The gyms may be reopening, but I’m not going back to mine. I don’t need it anymore. Before COVID-19, I went to the gym six days a week. Now, I have my own home workout program. It’s demanding and free, if you exclude the cost of a snack here and there.
My workout begins outdoors around 7:20 a.m. with the rapid lifting and lowering of the garage door. I do this many times, getting in 20 to 30 reps of stretching and bending. This is a pretty noisy activity and, although the neighbors may object, I figure it’s time everyone was out of bed.
From the garage I go to the basement, where I put a bowling ball in my knapsack, put the knapsack on my back and head for the attic. That’s three flights of stairs. I try to do this 15 times every morning, stopping only for a drink of water in the kitchen — and perhaps an Oreo or a handful of SunChips. Here is another reason I don’t need the gym. It doesn’t offer Oreos or SunChips.
Next up is the bike in our bedroom. This is not a bike with audio and video of a half-dressed instructor yelling at you to step it up a notch. At my age, 82, you don’t have notches. Flab, yes. Notches, no.
This machine weighs approximately as much as a refrigerator and has to be maneuvered away from a bookcase before it can be mounted. To accomplish this, I use several muscle groups — biceps, quadriceps, fingerceps, in fact, all the ceps.
I ride for about 20 minutes, sometimes reading a newspaper, other times wishing I had never learned to tell time because it is taking so long to get to the 20-minute mark. This boredom is eased if I’ve slipped at least one Oreo into my pocket during my last breeze through the kitchen.

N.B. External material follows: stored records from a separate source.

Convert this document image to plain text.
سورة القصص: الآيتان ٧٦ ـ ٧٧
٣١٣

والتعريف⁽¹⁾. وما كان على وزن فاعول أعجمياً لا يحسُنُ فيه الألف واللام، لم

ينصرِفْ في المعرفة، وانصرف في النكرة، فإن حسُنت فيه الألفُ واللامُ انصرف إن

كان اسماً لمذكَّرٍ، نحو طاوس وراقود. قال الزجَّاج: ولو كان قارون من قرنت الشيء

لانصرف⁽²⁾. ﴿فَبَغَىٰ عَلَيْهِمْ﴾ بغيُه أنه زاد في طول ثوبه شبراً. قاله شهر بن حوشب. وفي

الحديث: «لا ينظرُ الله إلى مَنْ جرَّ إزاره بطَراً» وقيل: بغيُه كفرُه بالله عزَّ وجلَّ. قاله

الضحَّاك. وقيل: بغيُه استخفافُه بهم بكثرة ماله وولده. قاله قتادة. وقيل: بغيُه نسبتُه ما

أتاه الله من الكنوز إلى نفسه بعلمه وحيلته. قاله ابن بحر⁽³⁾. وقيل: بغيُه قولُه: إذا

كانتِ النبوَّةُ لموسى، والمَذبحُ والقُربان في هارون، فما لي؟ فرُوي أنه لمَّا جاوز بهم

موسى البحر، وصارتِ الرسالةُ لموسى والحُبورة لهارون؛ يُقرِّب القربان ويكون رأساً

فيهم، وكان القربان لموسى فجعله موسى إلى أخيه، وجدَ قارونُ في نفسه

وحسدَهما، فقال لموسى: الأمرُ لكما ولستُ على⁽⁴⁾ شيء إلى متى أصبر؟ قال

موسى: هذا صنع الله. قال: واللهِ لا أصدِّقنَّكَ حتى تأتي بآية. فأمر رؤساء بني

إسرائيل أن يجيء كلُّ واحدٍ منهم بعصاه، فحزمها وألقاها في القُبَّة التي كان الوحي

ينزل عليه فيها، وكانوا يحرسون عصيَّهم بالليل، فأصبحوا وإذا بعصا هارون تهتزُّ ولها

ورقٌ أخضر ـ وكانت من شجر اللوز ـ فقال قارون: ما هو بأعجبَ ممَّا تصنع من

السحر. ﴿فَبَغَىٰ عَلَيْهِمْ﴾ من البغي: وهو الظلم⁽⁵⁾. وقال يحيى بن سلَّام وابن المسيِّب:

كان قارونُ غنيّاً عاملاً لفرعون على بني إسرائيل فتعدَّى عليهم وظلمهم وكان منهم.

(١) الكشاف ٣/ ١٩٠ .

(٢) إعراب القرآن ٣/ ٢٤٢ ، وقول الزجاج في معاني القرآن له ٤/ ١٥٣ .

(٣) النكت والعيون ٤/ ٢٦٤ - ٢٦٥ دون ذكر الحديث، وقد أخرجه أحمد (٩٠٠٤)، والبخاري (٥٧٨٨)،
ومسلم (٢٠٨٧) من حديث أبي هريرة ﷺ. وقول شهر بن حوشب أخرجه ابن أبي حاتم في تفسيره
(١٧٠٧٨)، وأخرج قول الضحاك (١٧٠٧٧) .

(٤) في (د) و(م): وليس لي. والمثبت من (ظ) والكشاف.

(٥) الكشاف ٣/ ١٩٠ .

I’ve never done much for my upper body, but now if I’m in the mood I will use what is at hand in the kitchen — a piggy bank packed with pennies that must weigh 6 pounds. Standing with feet wide apart, I lift the pig over my head 10 to 15 times. On days when I’m ambitious, I will thrust the pig into the air with my left arm while my right raises a Pringles container loaded with, yes, more pennies. The container is hard to grip because it’s perpetually greasy.
It’s now time for breakfast. After my cereal and toast, I need to shower and shave. Sometimes I feel I’ve earned a nap, so I take one. By the time I wake up, it’s time for lunch. Since I’ve napped after lunch for years, my second snooze of the day comes before a shower.
By 3:30 p.m., I’ve showered, put on clean clothes, and I am raring to take on the world.
When I was a gym rat, I was out of the shower and on my way home by 9 a.m. My new routine is much more relaxing, and I’m no longer cheating my body of all the sugar and sodium it craves. I’m respecting its wishes.
I hope my doctors are proud of me, but I don’t dare ask them.